|Mario Wuthrich||Title: LocalGLMnet: an interpretable deep learning architecture|
Abstract: We present a new deep learning model called the LocalGLMnet. While deep learning models lead to very competitive regression models, often outperforming classical statistical models such as generalized linear models, the disadvantage is that deep learning solutions are difficult to interpret and explain, and variable selection is not easily possible. Inspired by the appealing structure of generalized linear models, we propose a new network architecture that shares similar features as generalized linear models, but provides superior predictive power benefiting from the art of representation learning. This new architecture allows for variable selection of tabular data and for interpretation of the calibrated deep learning model.
Reference: SSRN Preprint
|Marie-Pier Côté||Title: Micro-level reserving for general insurance claims using an LSTM network
Abstract: Detailed information about individual claims are completely ignored when insurance claims data are aggregated in development triangles for loss reserving. In the hope of extracting predictive power from the individual claim characteristics, researchers recently proposed to move away from these macro-level methods in favor of micro-level loss reserving approaches. We introduce a discrete-time individual reserving framework incorporating granular information in a deep learning approach named Long Short-Term Memory (LSTM) neural network. At each time period, the network has two tasks: first, a classification of whether there is a non-zero payment, and second, a prediction of the corresponding non-zero amount. A generalized Pareto model for excess payments over a threshold allows us to adjust the LSTM reserve prediction to account for extreme payments. We illustrate the method and results on a simulated and a real P&C insurance dataset.
|Brian Fannin||Title: Tomorrow's Actuary: The Changing Face of Risk Engineering
Abstract: Technology has changed the character of insurable risk, but also the way that actuaries approach the analysis of such risk. There is an ongoing shift in the tools that actuaries use in their work. In order to better understand this movement, in the summer of 2021, the CAS sent a technology survey to its members and candidates. In addition, the CAS has broadened its support for research which examines operational and algorithmic bias, with specific attention to the use of race and other protected classes in insurance rating. This talk will examine those items as well as several others to try and get a sense for how actuaries are adapting to meet the demands of tomorrow.
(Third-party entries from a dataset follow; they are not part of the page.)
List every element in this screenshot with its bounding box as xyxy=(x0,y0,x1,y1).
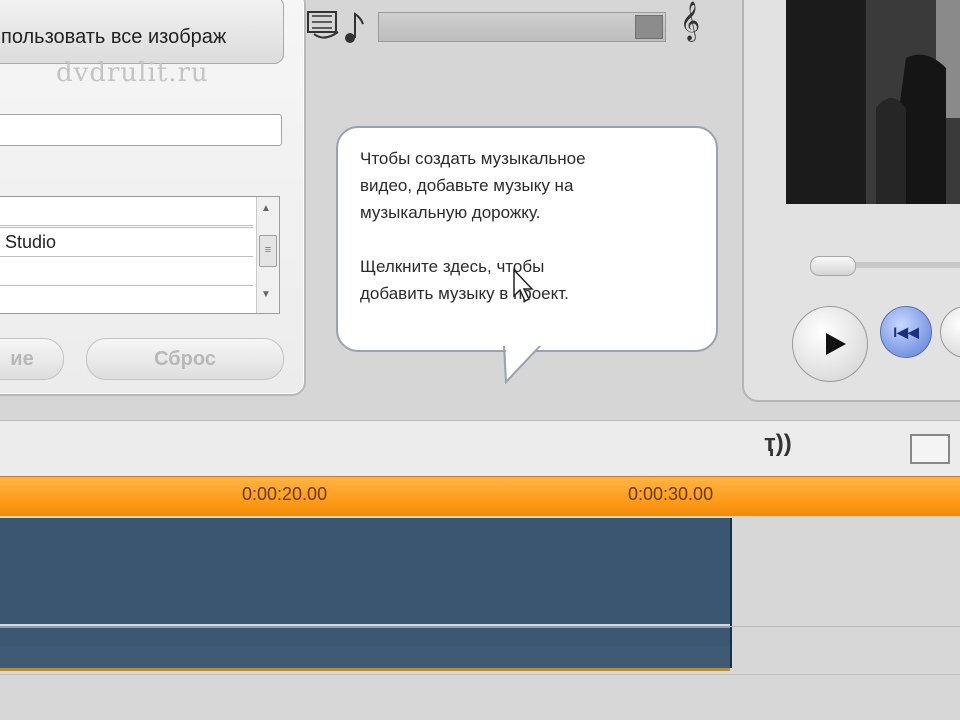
list-item[interactable] xyxy=(0,257,253,286)
timeline-toolbar xyxy=(0,420,960,477)
apply-button[interactable]: ие xyxy=(0,338,64,380)
clip-end-marker xyxy=(730,518,732,668)
timeline-view-toggle-icon[interactable] xyxy=(910,434,950,464)
ruler-tick-label: 0:00:30.00 xyxy=(628,484,714,504)
callout-text-line: видео, добавьте музыку на xyxy=(360,176,574,195)
timeline-ruler[interactable] xyxy=(0,476,960,517)
rewind-button[interactable]: I◀◀ xyxy=(880,306,932,358)
mouse-cursor-icon xyxy=(513,268,534,303)
ruler-tick-label: 0:00:20.00 xyxy=(242,484,328,504)
music-track-icon[interactable] xyxy=(306,6,366,46)
scroll-down-arrow-icon[interactable]: ▼ xyxy=(261,289,271,300)
callout-text-line: музыкальную дорожку. xyxy=(360,203,541,222)
callout-text-line: Чтобы создать музыкальное xyxy=(360,149,586,168)
use-all-images-button[interactable]: пользовать все изображ xyxy=(0,0,284,64)
volume-slider-thumb[interactable] xyxy=(635,15,663,39)
scroll-up-arrow-icon[interactable]: ▲ xyxy=(261,203,271,214)
track-divider xyxy=(730,626,960,627)
scroll-thumb[interactable]: ≡ xyxy=(259,235,277,267)
seek-slider-thumb[interactable] xyxy=(810,256,856,276)
audio-clip[interactable] xyxy=(0,626,730,646)
watermark-text: dvdrulit.ru xyxy=(56,58,209,88)
callout-tail xyxy=(480,346,541,385)
title-input[interactable] xyxy=(0,114,282,146)
list-item[interactable]: Studio xyxy=(0,227,253,257)
list-scrollbar[interactable]: ▲ ≡ ▼ xyxy=(256,197,279,313)
music-volume-slider[interactable] xyxy=(378,12,666,42)
treble-clef-icon: 𝄞 xyxy=(680,2,701,40)
list-item[interactable] xyxy=(0,197,253,226)
reset-button[interactable]: Сброс xyxy=(86,338,284,380)
track-divider xyxy=(0,674,960,675)
preview-video xyxy=(786,0,960,204)
music-track-strip[interactable] xyxy=(0,646,730,671)
video-clip[interactable] xyxy=(0,518,730,624)
style-list[interactable]: Studio ▲ ≡ ▼ xyxy=(0,196,280,314)
play-icon xyxy=(826,333,846,355)
narration-microphone-icon[interactable]: ҭ)) xyxy=(764,430,792,458)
|Andrew Mackenzie||Title: Payment Accuracy in Value Based Care|
Abstract: Value based care (VBC) arrangements and alternative payment models are growing quickly in the US healthcare system. The idea is to share more holistic financial risk with entities that have more control over member spending and utilization instead of simply paying fixed fees per service rendered, and to reward entities that increase care efficiencies in payment and quality. Successful VBC arrangements should result in better patient care and less expensive care. In order to appropriately recognize and quantify value created by the VBC participants, there needs to be a way to measure what costs and utilization would have been if the VBC program was not in place (in other words, there needs to be an ability to quantify an appropriate baseline of care). Due to the stochastic nature of claims, the presence of medical trend, and the lack of a pure randomized control environment, there usually exists material levels of measurement risk in calculating any VBC performance payment. Techniques exist to reduce the size of measurement error, but VBC arrangements are often designed without a complete understanding of the likely size of measurement risk and how that can interfere with reported outcomes and ultimately performance payments. Failure to appropriately understand or mitigate measurement risk can result in substantial financial losses to participants in VBC programs. Our work specializes in quantifying such measurement risk and determining appropriate levels of mitigation considering the costs and benefits of doing so.
|Josh Otis||Title: Telematics at Nationwide Insurance|
Abstract: The rise of smartphone ownership and usage has accelerated over the past decade and profoundly changed society. While much of the change has been positive, change can often outpace society’s ability to adapt appropriately. The fact of the matter is that distracted driving, and specifically phone use behind the wheel, is a huge societal problem, one that will continue to get worse if action is not taken. Predictions from our telematics provider are that by the year 2025, we'll have 4,000 fatalities and over 500,000 crashes annually attributed directly to phone-related distractions. Fortunately, the root of the problem will also be part of the solution. Telematics data obtained from phone sensors is helping us to understand risk, price insurance accordingly and work to change driving behavior to make our roads safer.
|Peng Shi||Title: Enhancing Claims Triage with Dynamic Data
Abstract: In property insurance claims triage, insurers often use static information to assess the severity of a claim and identify the subsequent actions. We hypothesize that the pattern of weather conditions throughout the course of the loss event is predictive of insured losses and hence appropriate use of weather dynamics improve the operation of insurer's claim management. To test this hypothesis, we propose a deep learning method to incorporate the dynamic weather data in the predictive modeling of insured losses for reported claims. In the empirical analysis, we examine a portfolio of hail damage property insurance claims obtained from a major U.S. insurance carrier. We show that leveraging weather dynamics in claims triage lead to a substantial reduction in operational cost.